After his incomparable career as a screen and stage actor, Dustin Hoffman has chosen to mark his debut as a film director with Quartet, an old-fashioned drama written by Ronald Harwood (The Dresser) set in an English retirement home for musicians. He has done a fine job drawing out first-class performances from the illustrious leading actors and actresses. The story is a meditation on aging and the possibilities for transformation of elders who have open hearts and open minds.
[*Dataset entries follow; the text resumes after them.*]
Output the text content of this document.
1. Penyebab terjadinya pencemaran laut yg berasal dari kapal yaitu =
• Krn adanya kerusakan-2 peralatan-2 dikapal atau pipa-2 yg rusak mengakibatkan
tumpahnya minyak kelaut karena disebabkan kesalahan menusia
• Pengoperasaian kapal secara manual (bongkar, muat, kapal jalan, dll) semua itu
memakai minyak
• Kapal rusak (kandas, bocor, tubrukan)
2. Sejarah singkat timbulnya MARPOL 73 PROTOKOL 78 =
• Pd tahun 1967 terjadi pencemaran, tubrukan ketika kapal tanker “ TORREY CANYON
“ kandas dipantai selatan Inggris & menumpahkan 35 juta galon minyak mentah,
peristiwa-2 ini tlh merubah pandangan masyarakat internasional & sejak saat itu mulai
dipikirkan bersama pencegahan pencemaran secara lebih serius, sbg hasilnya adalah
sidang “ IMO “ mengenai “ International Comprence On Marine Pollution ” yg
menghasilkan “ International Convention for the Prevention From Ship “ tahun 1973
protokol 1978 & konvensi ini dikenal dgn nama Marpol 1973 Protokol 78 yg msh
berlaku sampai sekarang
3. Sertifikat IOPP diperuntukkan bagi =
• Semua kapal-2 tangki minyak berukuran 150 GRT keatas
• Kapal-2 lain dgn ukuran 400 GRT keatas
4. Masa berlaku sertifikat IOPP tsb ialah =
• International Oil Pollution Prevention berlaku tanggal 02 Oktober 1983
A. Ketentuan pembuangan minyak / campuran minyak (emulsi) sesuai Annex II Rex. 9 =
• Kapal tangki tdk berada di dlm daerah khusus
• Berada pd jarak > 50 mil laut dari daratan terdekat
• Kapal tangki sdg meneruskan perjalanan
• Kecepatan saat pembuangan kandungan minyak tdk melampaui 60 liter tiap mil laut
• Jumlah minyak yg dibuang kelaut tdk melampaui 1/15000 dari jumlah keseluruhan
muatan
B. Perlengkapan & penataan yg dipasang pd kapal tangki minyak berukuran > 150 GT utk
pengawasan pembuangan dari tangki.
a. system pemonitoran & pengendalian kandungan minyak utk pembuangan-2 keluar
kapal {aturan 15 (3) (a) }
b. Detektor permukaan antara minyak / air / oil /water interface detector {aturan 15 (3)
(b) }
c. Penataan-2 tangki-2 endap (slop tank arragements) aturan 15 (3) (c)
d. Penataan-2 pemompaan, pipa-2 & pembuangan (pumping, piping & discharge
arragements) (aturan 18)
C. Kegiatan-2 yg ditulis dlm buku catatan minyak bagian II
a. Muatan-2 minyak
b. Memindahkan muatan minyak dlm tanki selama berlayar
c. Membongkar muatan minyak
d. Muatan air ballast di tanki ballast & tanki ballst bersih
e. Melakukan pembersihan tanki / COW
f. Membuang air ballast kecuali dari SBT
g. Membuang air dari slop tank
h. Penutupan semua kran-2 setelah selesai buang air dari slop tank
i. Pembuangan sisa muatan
Three of the retirement community residents were opera singers who worked with each other in the past and share many common memories: Reginald Paget (Tom Courtenay), Cecily "Cissy" Robinson (Pauline Collins), and Wilfred (Billy Connolly). Reginald is an angry and disappointed man who takes out his ire on nurses and others. Cissy is squaring off against dementia, and Wilfred is having dizzy spells. Their routines are interrupted when Dr. Lucy Cogan (Sheridan Smith), the home's director ushers in a new arrival — Jean Horton (Maggie Smith) who was briefly married to Reginald before abandoning him for a career on the road.

Up until her presence in the retirement community, Reginald enjoyed himself teaching a musical appreciation class for teenagers. But seeing Jean every day draws out his resentment over the shabby way she treated him. She, on the other hand, seems repentant and anxious to move beyond the past.

The four opera singers must decide whether they want to perform together in the annual celebration of Verdi's birthday. Do they have what it takes to let go of the fears, errors, and disappointments of the past to engage themselves once more with the art that blessed them with beauty and meaning? The ending will surprise you.